Наземная система «Катет» имеет курсовой и глиссадный радиомаяки, излучающие радиосигналы в направлении, откуда заходит на посадку самолет. Если самолет находится на заданной траектории, принимаемые бортовым приемником сигналы имеют одинаковую величину — это равносигнальная зона излучения маяков. Горизонтальная и вертикальная планки на приборе в кабине летчика, показывающие положение самолета относительно необходимой траектории, в этом случае стоят в нуле, образуя крест, и автопилот не меняет режим полета. В случае отклонения от заданной траектории возникает разность сигналов, и планки на приборе отклоняются от центра, а автопилот делает доворот или изменяет угол наклона траектории полета. Летчик может пилотировать и вручную по этим же сигналам, удерживая в нуле планки, показывающие отклонение от глиссады.
Кроме того, имеются командные стрелки, на которые выводятся те же сигналы, что и на автопилот, — когда летчик удерживает их в нуле, рули отклонены именно так, чтобы самолет вышел на необходимую траекторию и затем двигался по ней. Это — режим полуавтоматического или директорного управления.

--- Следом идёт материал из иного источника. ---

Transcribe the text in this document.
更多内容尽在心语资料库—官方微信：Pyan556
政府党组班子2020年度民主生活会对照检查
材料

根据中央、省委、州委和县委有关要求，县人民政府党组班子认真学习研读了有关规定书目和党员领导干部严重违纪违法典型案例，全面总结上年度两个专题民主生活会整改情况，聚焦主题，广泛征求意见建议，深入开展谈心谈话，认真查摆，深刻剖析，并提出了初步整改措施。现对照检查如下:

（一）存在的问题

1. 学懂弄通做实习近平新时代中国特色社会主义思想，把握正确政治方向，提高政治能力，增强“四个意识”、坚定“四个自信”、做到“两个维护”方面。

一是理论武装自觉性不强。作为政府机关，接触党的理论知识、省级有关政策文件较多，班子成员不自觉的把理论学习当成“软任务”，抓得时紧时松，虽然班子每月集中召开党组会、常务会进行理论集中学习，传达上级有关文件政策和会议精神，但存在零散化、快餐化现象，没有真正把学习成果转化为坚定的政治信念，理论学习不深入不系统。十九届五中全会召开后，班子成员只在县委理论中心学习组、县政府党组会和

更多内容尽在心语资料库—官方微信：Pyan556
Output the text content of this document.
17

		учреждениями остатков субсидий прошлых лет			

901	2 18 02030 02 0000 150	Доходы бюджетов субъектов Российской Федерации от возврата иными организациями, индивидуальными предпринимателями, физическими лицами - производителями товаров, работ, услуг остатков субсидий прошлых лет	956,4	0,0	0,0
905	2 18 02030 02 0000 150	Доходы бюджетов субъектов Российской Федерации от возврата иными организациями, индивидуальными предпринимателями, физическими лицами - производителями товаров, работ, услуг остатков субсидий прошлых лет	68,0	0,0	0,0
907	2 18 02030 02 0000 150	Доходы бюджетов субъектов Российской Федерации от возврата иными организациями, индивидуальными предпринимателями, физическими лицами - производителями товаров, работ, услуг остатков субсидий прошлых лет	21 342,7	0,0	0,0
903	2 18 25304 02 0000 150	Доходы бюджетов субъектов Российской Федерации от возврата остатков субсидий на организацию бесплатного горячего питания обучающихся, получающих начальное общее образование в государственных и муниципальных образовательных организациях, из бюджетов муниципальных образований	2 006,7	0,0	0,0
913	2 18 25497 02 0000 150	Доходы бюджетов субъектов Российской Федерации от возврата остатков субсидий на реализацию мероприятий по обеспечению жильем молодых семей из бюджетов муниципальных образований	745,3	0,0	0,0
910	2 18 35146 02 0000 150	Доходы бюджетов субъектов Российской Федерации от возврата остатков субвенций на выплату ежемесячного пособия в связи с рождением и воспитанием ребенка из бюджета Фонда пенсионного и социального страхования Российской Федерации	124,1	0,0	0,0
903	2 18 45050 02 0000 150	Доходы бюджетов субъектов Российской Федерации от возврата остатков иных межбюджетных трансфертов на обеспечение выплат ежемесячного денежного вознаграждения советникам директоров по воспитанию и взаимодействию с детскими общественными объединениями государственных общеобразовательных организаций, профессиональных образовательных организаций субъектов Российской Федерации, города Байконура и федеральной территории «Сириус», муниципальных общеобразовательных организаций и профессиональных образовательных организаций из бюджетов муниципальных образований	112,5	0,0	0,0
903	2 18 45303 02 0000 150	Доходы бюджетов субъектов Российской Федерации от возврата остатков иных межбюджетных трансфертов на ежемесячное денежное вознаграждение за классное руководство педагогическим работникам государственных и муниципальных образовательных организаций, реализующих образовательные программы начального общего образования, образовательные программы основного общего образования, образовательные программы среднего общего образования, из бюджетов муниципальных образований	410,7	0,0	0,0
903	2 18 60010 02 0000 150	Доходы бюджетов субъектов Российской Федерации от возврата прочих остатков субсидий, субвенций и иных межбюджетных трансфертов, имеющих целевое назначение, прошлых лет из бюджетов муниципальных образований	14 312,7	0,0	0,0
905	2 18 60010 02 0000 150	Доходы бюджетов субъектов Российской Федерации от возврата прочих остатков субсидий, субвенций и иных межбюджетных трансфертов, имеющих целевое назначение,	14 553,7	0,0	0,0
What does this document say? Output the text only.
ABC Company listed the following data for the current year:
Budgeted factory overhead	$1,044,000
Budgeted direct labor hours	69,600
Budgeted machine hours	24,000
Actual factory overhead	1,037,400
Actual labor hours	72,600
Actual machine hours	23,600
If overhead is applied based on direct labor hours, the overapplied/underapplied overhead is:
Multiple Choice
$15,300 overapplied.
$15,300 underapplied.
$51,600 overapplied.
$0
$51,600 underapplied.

Летчик в этом случае фактически выполняет функцию автопилота.
Наземная система передает также сигналы, по которым бортовой дальномер определяет дальность до посадочной полосы.
Полеты в этих испытаниях выполняли также Андрей Манучаров, Андрей Михайленко и другие. Позже я летал с использованием курсо-глиссадной системы также на самолетах Ту-128, МиГ-23, Су-15 и МиГ-25.
В июле и в августе 1974 года мне довелось летать на самолете МиГ-21У в научно-исследовательской работе «Заход-73», которую проводил ЛИИ МАП совместно с фирмой «МиГ», с нашим Институтом и с Институтом авиационной и космической медицины. Целью этой работы было снижение посадочного метеоминимума самолетов-истребителей, оснащенных современными посадочными системами.
В передней кабине самолета МиГ-21У установили шторку, которой закрывали внешний обзор летчику, имитируя полет в облаках. Контролирующий летчик, сидящий в задней кабине, открывал шторку на посадке на высоте 50 м перед ВПП. Бортовая измерительная аппаратура записывала все необходимые параметры полета, а также проводились медицинские замеры — частоты пульса и дыхания. В некоторых полетах на летчика надевали специальные очки, точно фиксирующие направление взгляда, чтобы определить распределение внимания — на какие приборы и сколько времени смотрит летчик в различные моменты. В каждом полете выполнялись заходы в ручном (по планкам положения), директорном и автоматическом режимах.
Позже исследования проводились и на других типах истребителей, но у меня уже не было допуска медицинской комиссии к полетам на истребителях. Эта тема продолжалась около трех лет. Со стороны ЛИИ ее возглавлял Василий Сергеевич Луняков, от НИИ медицины — В. А. Пономаренко. В числе инженеров от ОКБ А. И. Микояна был Михаил Петрович Балашов, с которым я вместе работал по теме «Буран».
Владимир Александрович Пономаренко — авиационный врач по специальности — поистине уникальный человек. Я не знаю другого специалиста из «нелетчиков», который так бы глубоко чувствовал, понимал и любил летчиков, вкладывал столько сил и души в то, чтобы облегчить их жизнь и работу, повысить безопасность полетов через «человеческий фактор». Я думаю, никто, включая и самих летчиков, не разбирается в вопросах психологии летной деятельности и в эргономике так, как Владимир Александрович. Прямой и смелый в обращении с вышестоящими человек, он тем не менее дослужился до должности начальника своего Института и до звания генерала, но потом все-таки его уволили на пенсию раньше времени за слишком критичное выступление в защиту летчиков в присутствии главкома ВВС. Но он продолжает работу в том же Институте в качестве научного сотрудника.